Illuminating paraffin (SMNRP) will increase by R1.39 per litre and the maximum retail price of LP gas will increase by R1.79 per kilogramme.

The increase has been described as catastrophic for South Africans. We thought we would take a look at just what it means for your household.
 

Massive Strain On Ordinary South Africans

Dawie Maree, head of marketing and information at FNB Agric Business, commented that already, household consumption had fallen by 1.3% in the second quarter of 2018. This means that the general spending on everyday items has fallen, with durable goods like appliances, automobiles and jewelry have fallen massively. 

Small business and the poorer households will bear the brunt as their transport costs account for a large portion of household expenditure and the consequence of sustained fuel price increases will further erode disposable income and cause financial stress. This will force a change in spending patterns with a cut in spending on luxury items and frequency of visits to eateries.

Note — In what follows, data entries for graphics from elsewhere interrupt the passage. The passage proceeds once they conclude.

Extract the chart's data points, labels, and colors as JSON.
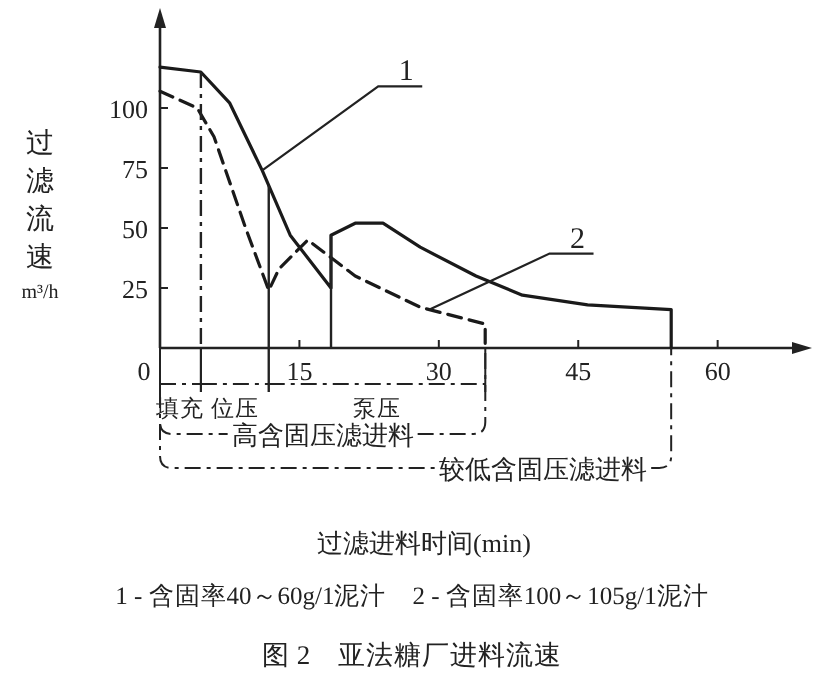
{
  "chart_data": {
    "type": "line",
    "title": "图 2　亚法糖厂进料流速",
    "ylabel": "过滤流速 m³/h",
    "xlim": [
      0,
      68
    ],
    "ylim": [
      0,
      135
    ],
    "xticks": [
      0,
      15,
      30,
      45,
      60
    ],
    "yticks": [
      25,
      50,
      75,
      100
    ],
    "grid": false,
    "marker": "none",
    "series": [
      {
        "color": "#1a1a1a",
        "line_style": "solid",
        "x": [
          0,
          4.4,
          7.5,
          11,
          14,
          18.4,
          18.4,
          21,
          24,
          28,
          34,
          39,
          46,
          55,
          55
        ],
        "values": [
          117,
          115,
          102,
          74,
          47,
          25,
          47,
          52,
          52,
          42,
          30,
          22,
          18,
          16,
          0
        ]
      },
      {
        "color": "#1a1a1a",
        "line_style": "dashed",
        "x": [
          0,
          4,
          5.8,
          9.2,
          11.7,
          12.8,
          15.9,
          21,
          28,
          35,
          35
        ],
        "values": [
          107,
          100,
          88,
          50,
          24,
          33,
          45,
          30,
          17,
          10,
          0
        ]
      }
    ],
    "ref_lines": [
      {
        "axis": "x",
        "value": 4.4,
        "line_style": "dashed"
      },
      {
        "axis": "x",
        "value": 11.7,
        "line_style": "solid"
      },
      {
        "axis": "x",
        "value": 18.4,
        "line_style": "solid"
      }
    ],
    "annotations": [
      {
        "text": "1",
        "x": 11,
        "y": 74
      },
      {
        "text": "2",
        "x": 29,
        "y": 16
      },
      "填充",
      "位压",
      "泵压",
      "高含固压滤进料",
      "较低含固压滤进料",
      "过滤进料时间(min)",
      "1 - 含固率40～60g/1泥汁　2 - 含固率100～105g/1泥汁"
    ]
  }
}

This essentially means, that things will be even tighter by Christmas, and South Africans can expect a not-so-festive festive season. Fuel prices are expected to still climb significantly toward the end of the year, with forecasters expecting even harsher economic conditions for the country.

Even the World Bank has estimated, in the Africa Pulse report released on Monday, that the South African GDP expansion will be down to 1% from 1.4%.
 

The road ahead is bumpy. The tightness of oil supply suggests that oil prices are likely to remain elevated through the rest of the year and into 2019.

Top (Non-Governmental) Tips To Start Saving

Cutting down expenses is now going to be vital and everyone has an idea of what to start with. Leading the pack with the most ridiculous idea is our beloved government, with their top (and very laughable tip) to upgrade your vehicle. So, while expenses are skyrocketing, our revered leader’s idea of saving is spending upward of R100,000 on a brand new set of wheels!

If you don’t believe us, the tweet was looked something like this:
 

Tip 1: Measure the fuel consumption of your vehicle and consider replacing your vehicle with a more modern, high technology, fuel-efficient product.

Ok. Well, that aside, here are some genuine tips that can cut that monthly spending to get through the month.
 

Use Ride Share

Getting into work is one of the biggest road costs for anyone and it is becoming more and more popular to share a ride every morning and evening. Not only can you find out if there is someone in the office to share with, but you can possibly post on a Facebook group to find someone. Just make sure that you vet the person before hopping into a car with them!  

Cut The Coffee

Buying coffee daily is really heavy on the pocket. If you buy coffee every work day at say R24 a cup, that’s a total of R480 per month, and around R5 760 per year. Although R480 is really just half a tank of petrol in most cases, it’s still better than nothing! 

Take Lunch To Work

Pre-planning meals for the week, and making sure that you have enough for the work-day is one of the easiest and most effective ways to start cutting wasteful spending. Lunches usually cost around R50 to R75, which in the long run, can cost you up to R18,000 a year!

Just think that R375 can go into that petrol tank every week and get you that much further!
 

Bulk Buy Your Food

Talking about meals, buying in bulk at the beginning of the month, can save you thousands! Work out your monthly budget and find grocers, butchers and perishable stores that can give you bulk deals.

Buying bulk meat at the beginning of the month, and freezing it will eventually work out cheaper in the long run, when you not making individual trips to the store for dinner.
 

Stop Going Out So Much

Let’s face it. This is one of the trickiest to do, especially if you are living somewhere like Cape Town, where there is always something on. But the meals out, after-work drinks and take-outs start adding up, and you could find yourself spending thousands on unnecessary outings!  

Reduce Your Insurance Premium

It’s important to note here that we say REDUCE and not cancel! Cancelling your insurance can put you in an even worse position should something happen to you. A car accident can set you back thousands or even hundreds of thousands. If you don’t have the appropriate cover, you could also end up paying for the other parties damages too!

Negotiating your excess or even shopping different insurers could save you a couple of hundred Rand a month!